Sento, sì, qualcosa, ma spesso non riesco a dargli una forma, un nome; non riesco ad associarlo a tale insetto, al tale uccello, alla tale chioma mossa dal vento.
E questi suoni sconosciuti si palesano solo ora, nella concentrazione, perché appena apro gli occhi e la concentrazione svanisce, scivolano via lasciandomi percepire solo le vibrazioni familiari.
Nella distrazione della quotidianità sento quello che conosco, il resto sfiora le mie orecchie senza riuscire a farsi catturare.
E allora, in questo silenzio apparente, in questo prato di fronte al rifugio, vengo per qualche istante attraversato dalla vertiginosa consapevolezza di riuscire a cogliere, dall’arena sociale, soltanto le riflessioni che già hanno attecchito in me; che già si sono depositate nel mio bagaglio culturale. Di conseguenza, in modo pressoché involontario, rischio di ignorare le traiettorie di pensiero che mi circondano, ma alle quali non riesco a dare una forma. Un nome.

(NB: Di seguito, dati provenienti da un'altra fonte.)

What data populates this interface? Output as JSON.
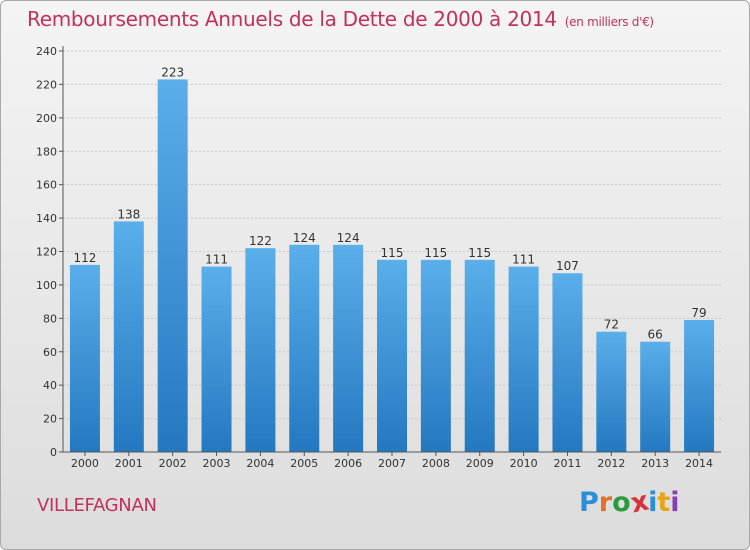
{
  "title": "Remboursements Annuels de la Dette de 2000 à 2014",
  "unit": "(en milliers d'€)",
  "commune": "VILLEFAGNAN",
  "logo": {
    "letters": [
      "P",
      "r",
      "o",
      "x",
      "i",
      "t",
      "i"
    ],
    "colors": [
      "#2a8fd6",
      "#e0702a",
      "#2a9b3a",
      "#d9333a",
      "#2a8fd6",
      "#e8a317",
      "#8a3fb0"
    ]
  },
  "colors": {
    "bar_top": "#5aaeea",
    "bar_bottom": "#2478c0",
    "title": "#c2315d"
  },
  "chart_data": {
    "type": "bar",
    "title": "Remboursements Annuels de la Dette de 2000 à 2014",
    "xlabel": "",
    "ylabel": "",
    "categories": [
      "2000",
      "2001",
      "2002",
      "2003",
      "2004",
      "2005",
      "2006",
      "2007",
      "2008",
      "2009",
      "2010",
      "2011",
      "2012",
      "2013",
      "2014"
    ],
    "values": [
      112,
      138,
      223,
      111,
      122,
      124,
      124,
      115,
      115,
      115,
      111,
      107,
      72,
      66,
      79
    ],
    "ylim": [
      0,
      240
    ],
    "yticks": [
      0,
      20,
      40,
      60,
      80,
      100,
      120,
      140,
      160,
      180,
      200,
      220,
      240
    ],
    "grid": true
  }
}
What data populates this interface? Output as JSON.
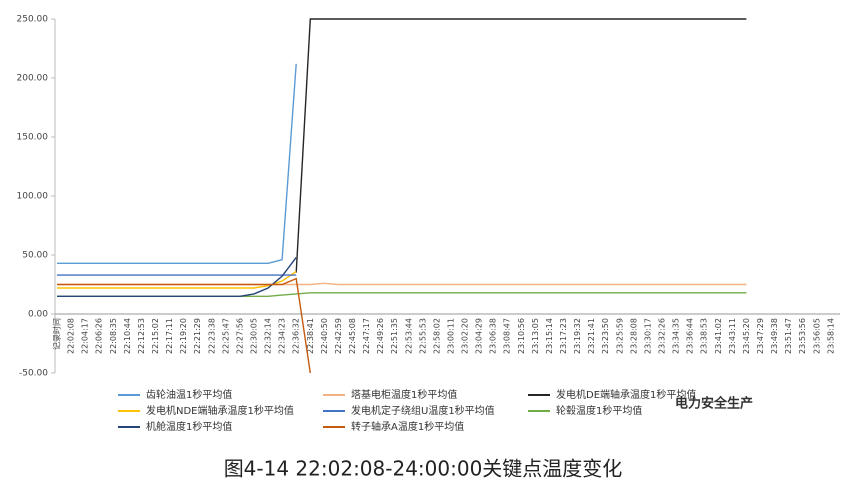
{
  "chart_data": {
    "type": "line",
    "categories": [
      "记录时间",
      "22:02:08",
      "22:04:17",
      "22:06:26",
      "22:08:35",
      "22:10:44",
      "22:12:53",
      "22:15:02",
      "22:17:11",
      "22:19:20",
      "22:21:29",
      "22:23:38",
      "22:25:47",
      "22:27:56",
      "22:30:05",
      "22:32:14",
      "22:34:23",
      "22:36:32",
      "22:38:41",
      "22:40:50",
      "22:42:59",
      "22:45:08",
      "22:47:17",
      "22:49:26",
      "22:51:35",
      "22:53:44",
      "22:55:53",
      "22:58:02",
      "23:00:11",
      "23:02:20",
      "23:04:29",
      "23:06:38",
      "23:08:47",
      "23:10:56",
      "23:13:05",
      "23:15:14",
      "23:17:23",
      "23:19:32",
      "23:21:41",
      "23:23:50",
      "23:25:59",
      "23:28:08",
      "23:30:17",
      "23:32:26",
      "23:34:35",
      "23:36:44",
      "23:38:53",
      "23:41:02",
      "23:43:11",
      "23:45:20",
      "23:47:29",
      "23:49:38",
      "23:51:47",
      "23:53:56",
      "23:56:05",
      "23:58:14"
    ],
    "series": [
      {
        "name": "齿轮油温1秒平均值",
        "color": "#5b9bd5",
        "values": [
          43,
          43,
          43,
          43,
          43,
          43,
          43,
          43,
          43,
          43,
          43,
          43,
          43,
          43,
          43,
          43,
          46,
          212,
          null,
          null,
          null,
          null,
          null,
          null,
          null,
          null,
          null,
          null,
          null,
          null,
          null,
          null,
          null,
          null,
          null,
          null,
          null,
          null,
          null,
          null,
          null,
          null,
          null,
          null,
          null,
          null,
          null,
          null,
          null,
          null,
          null,
          null,
          null,
          null,
          null,
          null
        ]
      },
      {
        "name": "塔基电柜温度1秒平均值",
        "color": "#f4b183",
        "values": [
          25,
          25,
          25,
          25,
          25,
          25,
          25,
          25,
          25,
          25,
          25,
          25,
          25,
          25,
          25,
          25,
          25,
          25,
          25,
          26,
          25,
          25,
          25,
          25,
          25,
          25,
          25,
          25,
          25,
          25,
          25,
          25,
          25,
          25,
          25,
          25,
          25,
          25,
          25,
          25,
          25,
          25,
          25,
          25,
          25,
          25,
          25,
          25,
          25,
          25,
          null,
          null,
          null,
          null,
          null,
          null
        ]
      },
      {
        "name": "发电机DE端轴承温度1秒平均值",
        "color": "#262626",
        "values": [
          null,
          null,
          null,
          null,
          null,
          null,
          null,
          null,
          null,
          null,
          null,
          null,
          null,
          null,
          null,
          null,
          null,
          35,
          250,
          250,
          250,
          250,
          250,
          250,
          250,
          250,
          250,
          250,
          250,
          250,
          250,
          250,
          250,
          250,
          250,
          250,
          250,
          250,
          250,
          250,
          250,
          250,
          250,
          250,
          250,
          250,
          250,
          250,
          250,
          250,
          null,
          null,
          null,
          null,
          null,
          null
        ]
      },
      {
        "name": "发电机NDE端轴承温度1秒平均值",
        "color": "#ffc000",
        "values": [
          22,
          22,
          22,
          22,
          22,
          22,
          22,
          22,
          22,
          22,
          22,
          22,
          22,
          22,
          22,
          24,
          28,
          36,
          null,
          null,
          null,
          null,
          null,
          null,
          null,
          null,
          null,
          null,
          null,
          null,
          null,
          null,
          null,
          null,
          null,
          null,
          null,
          null,
          null,
          null,
          null,
          null,
          null,
          null,
          null,
          null,
          null,
          null,
          null,
          null,
          null,
          null,
          null,
          null,
          null,
          null
        ]
      },
      {
        "name": "发电机定子绕组U温度1秒平均值",
        "color": "#4472c4",
        "values": [
          33,
          33,
          33,
          33,
          33,
          33,
          33,
          33,
          33,
          33,
          33,
          33,
          33,
          33,
          33,
          33,
          33,
          33,
          null,
          null,
          null,
          null,
          null,
          null,
          null,
          null,
          null,
          null,
          null,
          null,
          null,
          null,
          null,
          null,
          null,
          null,
          null,
          null,
          null,
          null,
          null,
          null,
          null,
          null,
          null,
          null,
          null,
          null,
          null,
          null,
          null,
          null,
          null,
          null,
          null,
          null
        ]
      },
      {
        "name": "轮毂温度1秒平均值",
        "color": "#70ad47",
        "values": [
          15,
          15,
          15,
          15,
          15,
          15,
          15,
          15,
          15,
          15,
          15,
          15,
          15,
          15,
          15,
          15,
          16,
          17,
          18,
          18,
          18,
          18,
          18,
          18,
          18,
          18,
          18,
          18,
          18,
          18,
          18,
          18,
          18,
          18,
          18,
          18,
          18,
          18,
          18,
          18,
          18,
          18,
          18,
          18,
          18,
          18,
          18,
          18,
          18,
          18,
          null,
          null,
          null,
          null,
          null,
          null
        ]
      },
      {
        "name": "机舱温度1秒平均值",
        "color": "#264478",
        "values": [
          15,
          15,
          15,
          15,
          15,
          15,
          15,
          15,
          15,
          15,
          15,
          15,
          15,
          15,
          17,
          22,
          32,
          48,
          null,
          null,
          null,
          null,
          null,
          null,
          null,
          null,
          null,
          null,
          null,
          null,
          null,
          null,
          null,
          null,
          null,
          null,
          null,
          null,
          null,
          null,
          null,
          null,
          null,
          null,
          null,
          null,
          null,
          null,
          null,
          null,
          null,
          null,
          null,
          null,
          null,
          null
        ]
      },
      {
        "name": "转子轴承A温度1秒平均值",
        "color": "#c55a11",
        "values": [
          25,
          25,
          25,
          25,
          25,
          25,
          25,
          25,
          25,
          25,
          25,
          25,
          25,
          25,
          25,
          25,
          25,
          30,
          -50,
          null,
          null,
          null,
          null,
          null,
          null,
          null,
          null,
          null,
          null,
          null,
          null,
          null,
          null,
          null,
          null,
          null,
          null,
          null,
          null,
          null,
          null,
          null,
          null,
          null,
          null,
          null,
          null,
          null,
          null,
          null,
          null,
          null,
          null,
          null,
          null,
          null
        ]
      }
    ],
    "ylim": [
      -50,
      250
    ],
    "yticks": [
      {
        "value": -50,
        "label": "-50.00"
      },
      {
        "value": 0,
        "label": "0.00"
      },
      {
        "value": 50,
        "label": "50.00"
      },
      {
        "value": 100,
        "label": "100.00"
      },
      {
        "value": 150,
        "label": "150.00"
      },
      {
        "value": 200,
        "label": "200.00"
      },
      {
        "value": 250,
        "label": "250.00"
      }
    ],
    "grid": false
  },
  "caption": "图4-14 22:02:08-24:00:00关键点温度变化",
  "watermark": "电力安全生产"
}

È proprio così – penso – che si vengono a creare le cosiddette camere d’eco: bolle sociali – oggi amplificate dagli algoritmi di internet e soprattutto dei social network – al cui interno si raccolgono modi simili di interpretare il mondo. Entrando in queste camere troviamo conforto, ci sentiamo meno soli, ma al contempo rischiamo di perdere contatto con la pluralità di idee che ci circonda.
Allora ogni tanto vale la pena chiudere gli occhi, aprire la porta della propria camera, e affacciarsi nella novità: per lasciarsi attraversare da prospettive inedite, per provare a comprenderle e per decidere volontariamente se accettarle o scartarle”.